Of course, this may turn out to be wrong, but Mugabe suggests the trajectory: start with foreign sequestration, use the proceeds for internal bribery, watch the economy collapse and blame first the outsider and then the traitor. Finally, watch your people starve.

And Mugabe also suggests the trajectory of the apologists. There's a new dawn, shiny new clinics, optimism in each eye, power to the people and expropriate the expropriators. And if there are problems, such as a shortage of powdered milk in Caracas, then, according to Richard Gott, of The Guardian: “No one knows for certain if this is the result of opposition manoeuvre and malice, or of government incompetence.” Seventy years on and the class traitors are still putting glass in the worker's butter. Possibly.

But, as Julia Buxton, of Bradford University, reminds us, we must not judge Bolivarian democracy by our own lights.
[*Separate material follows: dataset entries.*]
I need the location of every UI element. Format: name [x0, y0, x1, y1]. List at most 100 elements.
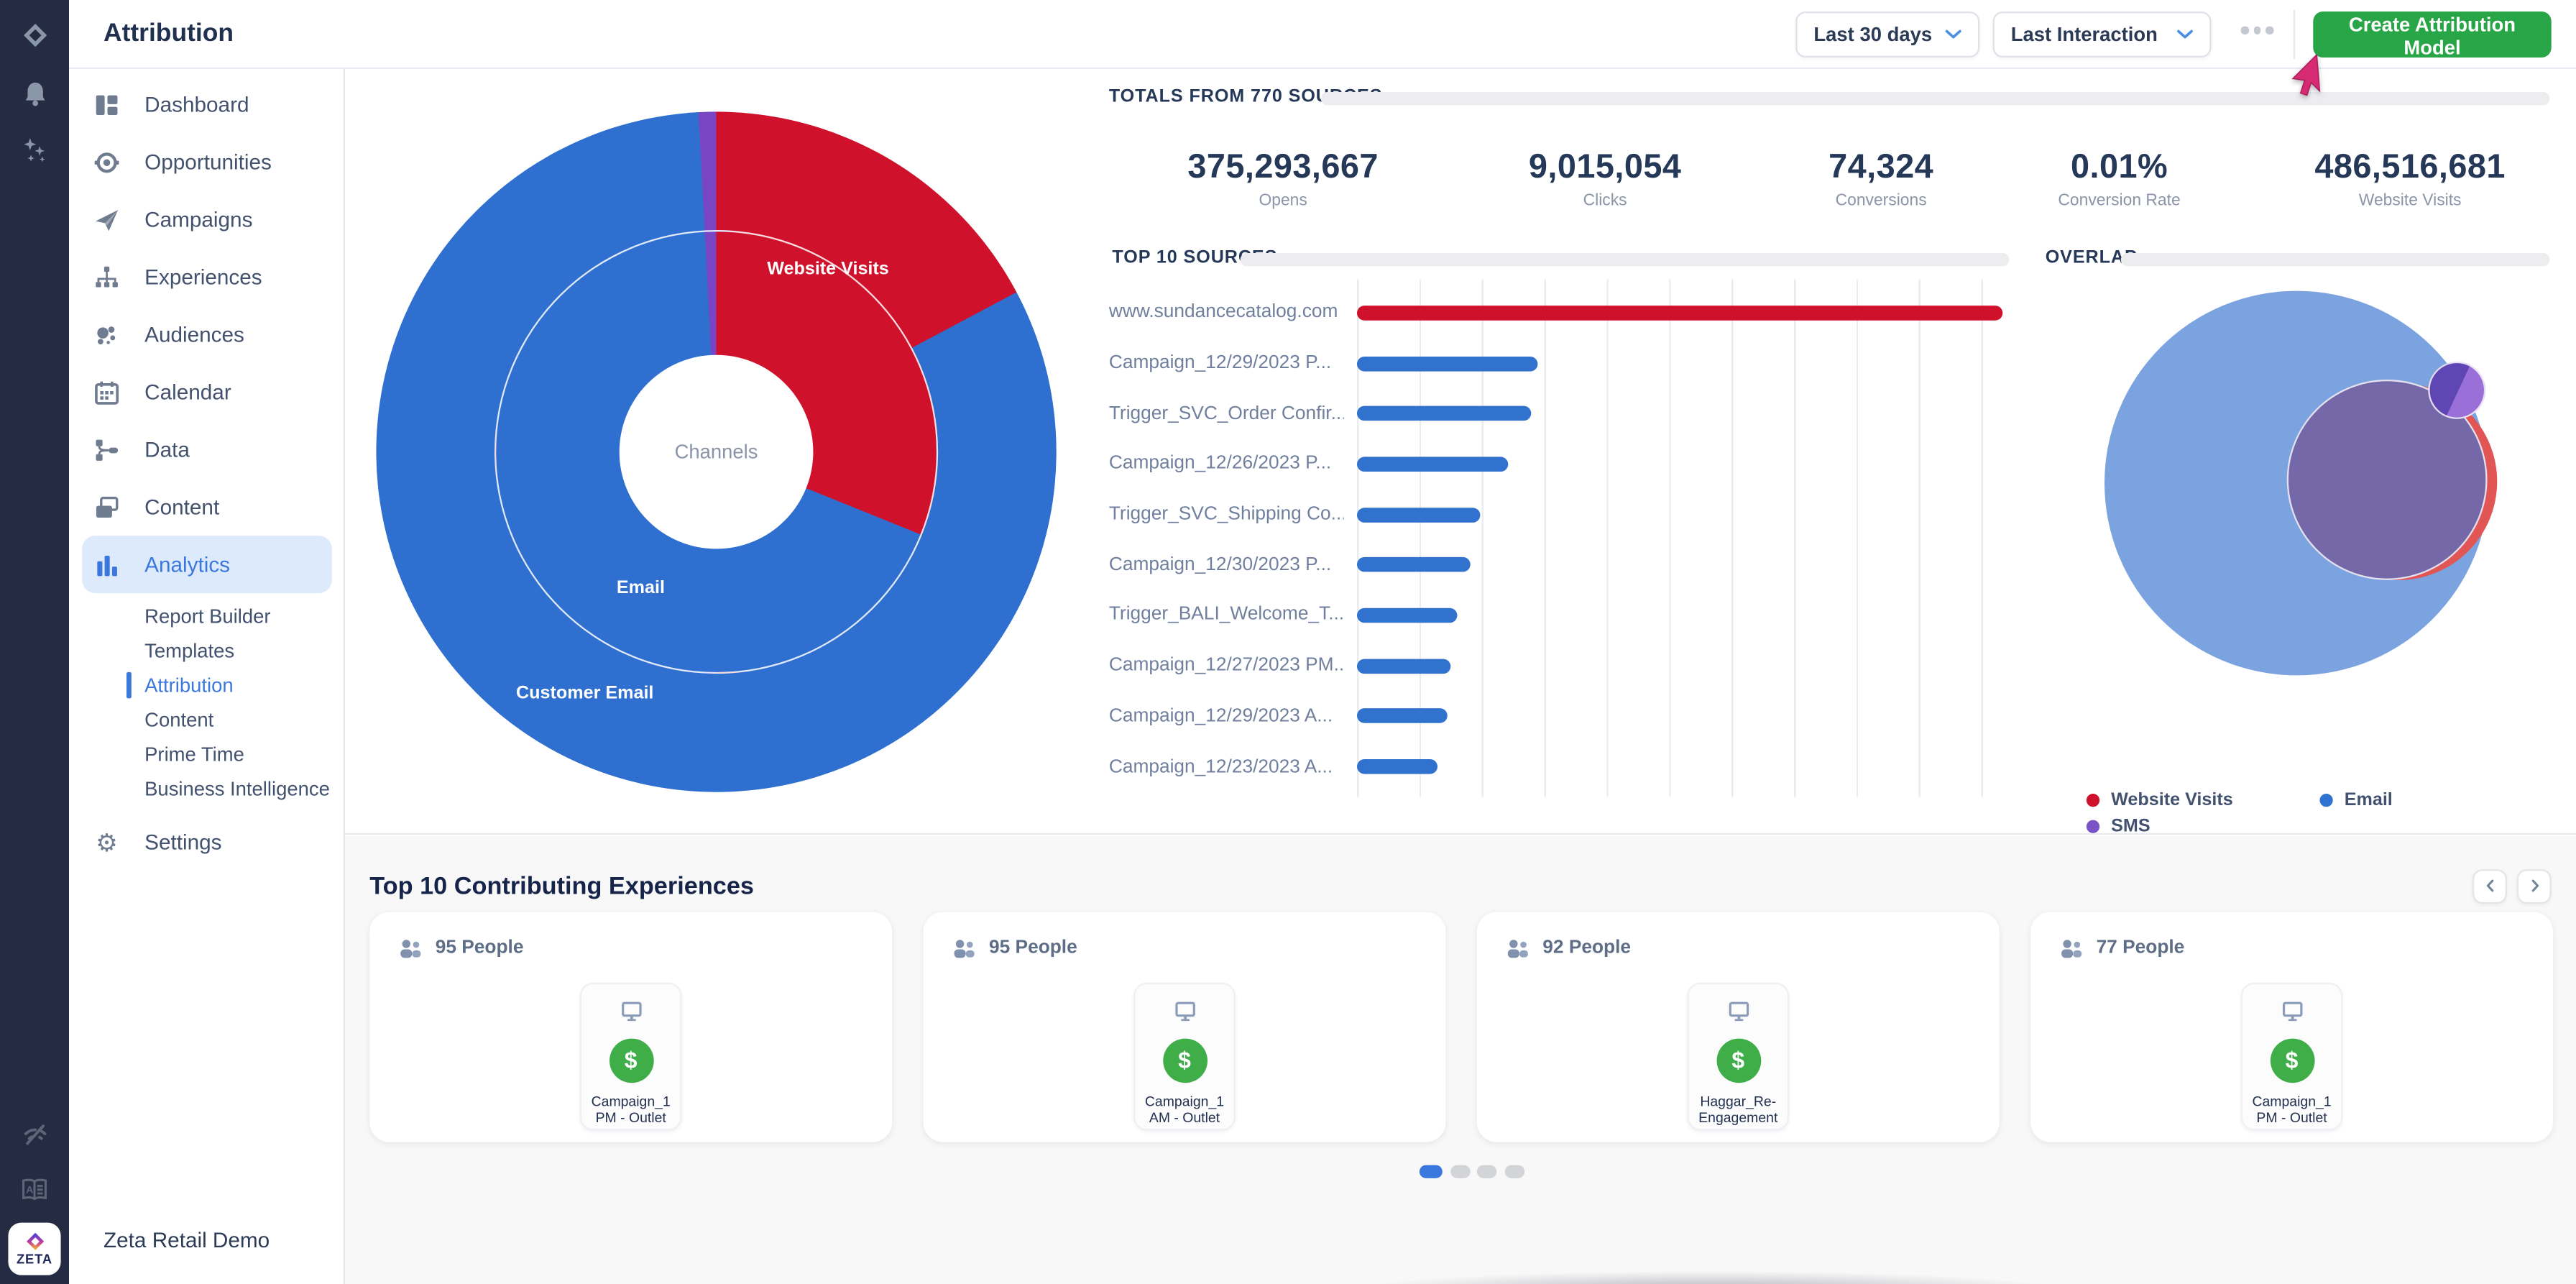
sidebar-item-label: Experiences	[144, 265, 262, 289]
source-row[interactable]: Campaign_12/29/2023 A...	[1109, 691, 2016, 741]
zeta-diamond-logo-icon[interactable]	[0, 12, 69, 58]
experience-card[interactable]: 95 People $Campaign_1PM - Outlet	[369, 911, 892, 1141]
source-bar	[1357, 356, 1537, 371]
sidebar-item-content[interactable]: Content	[82, 478, 331, 536]
source-label[interactable]: Campaign_12/29/2023 P...	[1109, 353, 1344, 372]
monitor-icon	[1172, 1000, 1197, 1023]
people-count-text: 77 People	[2097, 938, 2185, 958]
source-row[interactable]: www.sundancecatalog.com	[1109, 288, 2016, 338]
overlap-divider	[2121, 253, 2550, 266]
sidebar-subitem-prime-time[interactable]: Prime Time	[69, 736, 345, 771]
sidebar-subitem-templates[interactable]: Templates	[69, 633, 345, 667]
people-count-text: 95 People	[989, 938, 1077, 958]
pagination-dot-2[interactable]	[1450, 1164, 1469, 1177]
source-label[interactable]: Trigger_SVC_Order Confir...	[1109, 404, 1344, 423]
source-bar	[1357, 406, 1532, 421]
source-row[interactable]: Trigger_SVC_Shipping Co...	[1109, 490, 2016, 540]
attribution-model-select[interactable]: Last Interaction	[1993, 12, 2212, 58]
experiences-section: Top 10 Contributing Experiences 95 Peopl…	[345, 835, 2576, 1284]
more-options-button[interactable]	[2235, 19, 2280, 40]
source-row[interactable]: Trigger_SVC_Order Confir...	[1109, 388, 2016, 439]
carousel-prev-button[interactable]	[2472, 868, 2507, 903]
source-bar	[1357, 759, 1438, 774]
sidebar-subitem-label: Report Builder	[144, 604, 270, 627]
campaigns-icon	[93, 206, 120, 233]
zeta-logo-text: ZETA	[17, 1254, 52, 1267]
source-label[interactable]: Campaign_12/27/2023 PM...	[1109, 656, 1344, 675]
source-row[interactable]: Campaign_12/23/2023 A...	[1109, 741, 2016, 792]
legend-item-email[interactable]: Email	[2319, 790, 2392, 810]
sidebar-item-audiences[interactable]: Audiences	[82, 306, 331, 363]
experience-node: $Campaign_1PM - Outlet	[580, 982, 682, 1130]
pagination-dot-4[interactable]	[1504, 1164, 1524, 1177]
svg-text:A: A	[26, 1183, 33, 1195]
legend-item-website-visits[interactable]: Website Visits	[2087, 790, 2233, 810]
sidebar-item-campaigns[interactable]: Campaigns	[82, 191, 331, 248]
source-label[interactable]: Trigger_BALI_Welcome_T...	[1109, 605, 1344, 625]
source-label[interactable]: Campaign_12/26/2023 P...	[1109, 454, 1344, 474]
knowledge-book-icon[interactable]: A	[0, 1167, 69, 1213]
sidebar-item-settings[interactable]: ⚙Settings	[82, 813, 331, 871]
source-label[interactable]: Campaign_12/30/2023 P...	[1109, 555, 1344, 574]
legend-label: Website Visits	[2111, 790, 2233, 810]
sidebar-item-label: Settings	[144, 830, 221, 854]
stat-value: 375,293,667	[1103, 148, 1464, 188]
segment-label-customer-email: Customer Email	[516, 684, 653, 703]
sidebar-item-opportunities[interactable]: Opportunities	[82, 133, 331, 191]
channels-sunburst-chart: Channels Website Visits Email Customer E…	[376, 111, 1056, 792]
notifications-bell-icon[interactable]	[0, 70, 69, 116]
experience-card[interactable]: 77 People $Campaign_1PM - Outlet	[2030, 911, 2553, 1141]
carousel-next-button[interactable]	[2517, 868, 2552, 903]
experience-card[interactable]: 92 People$Haggar_Re-Engagement	[1477, 911, 2000, 1141]
sunburst-center-label: Channels	[675, 441, 758, 464]
source-row[interactable]: Campaign_12/30/2023 P...	[1109, 540, 2016, 590]
sidebar-item-experiences[interactable]: Experiences	[82, 248, 331, 306]
source-bar	[1357, 306, 2002, 321]
people-count: 95 People	[397, 936, 523, 960]
bottom-edge-shadow	[1232, 1260, 2185, 1284]
segment-label-email: Email	[617, 579, 665, 598]
sidebar-subitem-label: Business Intelligence	[144, 776, 330, 799]
source-label[interactable]: Campaign_12/23/2023 A...	[1109, 757, 1344, 776]
pagination-dot-1[interactable]	[1420, 1164, 1443, 1177]
sidebar-item-dashboard[interactable]: Dashboard	[82, 75, 331, 133]
people-icon	[2058, 936, 2085, 960]
people-icon	[397, 936, 424, 960]
experience-card[interactable]: 95 People$Campaign_1AM - Outlet	[924, 911, 1446, 1141]
account-name[interactable]: Zeta Retail Demo	[104, 1227, 270, 1252]
experience-name: Haggar_Re-Engagement	[1698, 1092, 1777, 1127]
sidebar-item-calendar[interactable]: Calendar	[82, 363, 331, 421]
dashboard-icon	[93, 91, 120, 118]
date-range-select[interactable]: Last 30 days	[1795, 12, 1979, 58]
sidebar-subitem-report-builder[interactable]: Report Builder	[69, 598, 345, 633]
pagination-dot-3[interactable]	[1477, 1164, 1496, 1177]
source-label[interactable]: www.sundancecatalog.com	[1109, 303, 1344, 322]
source-label[interactable]: Trigger_SVC_Shipping Co...	[1109, 505, 1344, 524]
sidebar-item-label: Content	[144, 495, 219, 519]
experience-name: Campaign_1PM - Outlet	[592, 1092, 671, 1127]
sidebar-item-data[interactable]: Data	[82, 421, 331, 478]
sidebar-subitem-attribution[interactable]: Attribution	[69, 667, 345, 702]
experience-node: $Campaign_1PM - Outlet	[2241, 982, 2343, 1130]
chevron-down-icon	[1945, 29, 1961, 40]
legend-item-sms[interactable]: SMS	[2087, 817, 2150, 836]
zeta-logo-tile[interactable]: ZETA	[8, 1223, 60, 1275]
sidebar-subitem-business-intelligence[interactable]: Business Intelligence	[69, 771, 345, 805]
source-bar-track	[1357, 759, 2016, 774]
conversion-dollar-icon: $	[1162, 1037, 1207, 1082]
legend-color-dot	[2087, 820, 2099, 833]
source-row[interactable]: Campaign_12/27/2023 PM...	[1109, 641, 2016, 691]
source-bar-track	[1357, 507, 2016, 522]
source-row[interactable]: Campaign_12/26/2023 P...	[1109, 439, 2016, 489]
ai-sparkles-icon[interactable]	[0, 127, 69, 173]
sidebar-subitem-content[interactable]: Content	[69, 702, 345, 736]
sidebar-subitem-label: Attribution	[144, 673, 233, 696]
signal-icon[interactable]	[0, 1111, 69, 1157]
create-attribution-model-button[interactable]: Create Attribution Model	[2313, 12, 2551, 58]
sidebar-item-analytics[interactable]: Analytics	[82, 536, 331, 593]
experience-name: Campaign_1PM - Outlet	[2252, 1092, 2331, 1127]
source-row[interactable]: Trigger_BALI_Welcome_T...	[1109, 590, 2016, 641]
source-row[interactable]: Campaign_12/29/2023 P...	[1109, 338, 2016, 388]
source-bar-track	[1357, 406, 2016, 421]
source-label[interactable]: Campaign_12/29/2023 A...	[1109, 706, 1344, 725]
According to her there is a difference between “popular perceptions of democracy on the ground in Venezuela, and ‘elite' perceptions, articulated by the media and US ‘democracy-promotion' groups”. “Venezuela,” she explains, “cannot be understood through the lens of liberal democracy,” because democracy itself cannot be “judged through reference to the procedural mechanics of liberal democracy.” The implication here is the superior development of some other kind of democracy.

So Professor Buxton might have added that: “It is the people themselves, who are incessantly called upon to participate personally in the decisions, not merely by expressing opinions about them in innumerable popular meetings; not merely by voting for or against their exponents at recurring elections; but actually by individually sharing in their operation.” In fact this was Sidney and Beatrice Webb on the Russia of 1936, headed by a Stalin who, in a familiar inversion, the Webbs regarded as being more collegiate than the British Prime Minister. “A shrewd and definitely skilful manger,” as they described him. Or was that Gott on Chávez?

The other day I was asked if, given what had happened since, it had been wrong to support the Lancaster House agreement that led to majority rule in Zimbabwe. The problem was, of course, that it came too late. Mugabe was partly made possible by the conditions that created him: racism, colonialism and tribalism. So in South America the conditions for Latin Mugabeism were partly created by rampant exploitation, racism and the support given by the US to “our bastards”.

The alternative to Mugabeism will not be a return to the status quo ante, but - as in Chile - the painful and compromising development of good old, boring old, liberal social democracy. You know, with votes and MPs and stuff.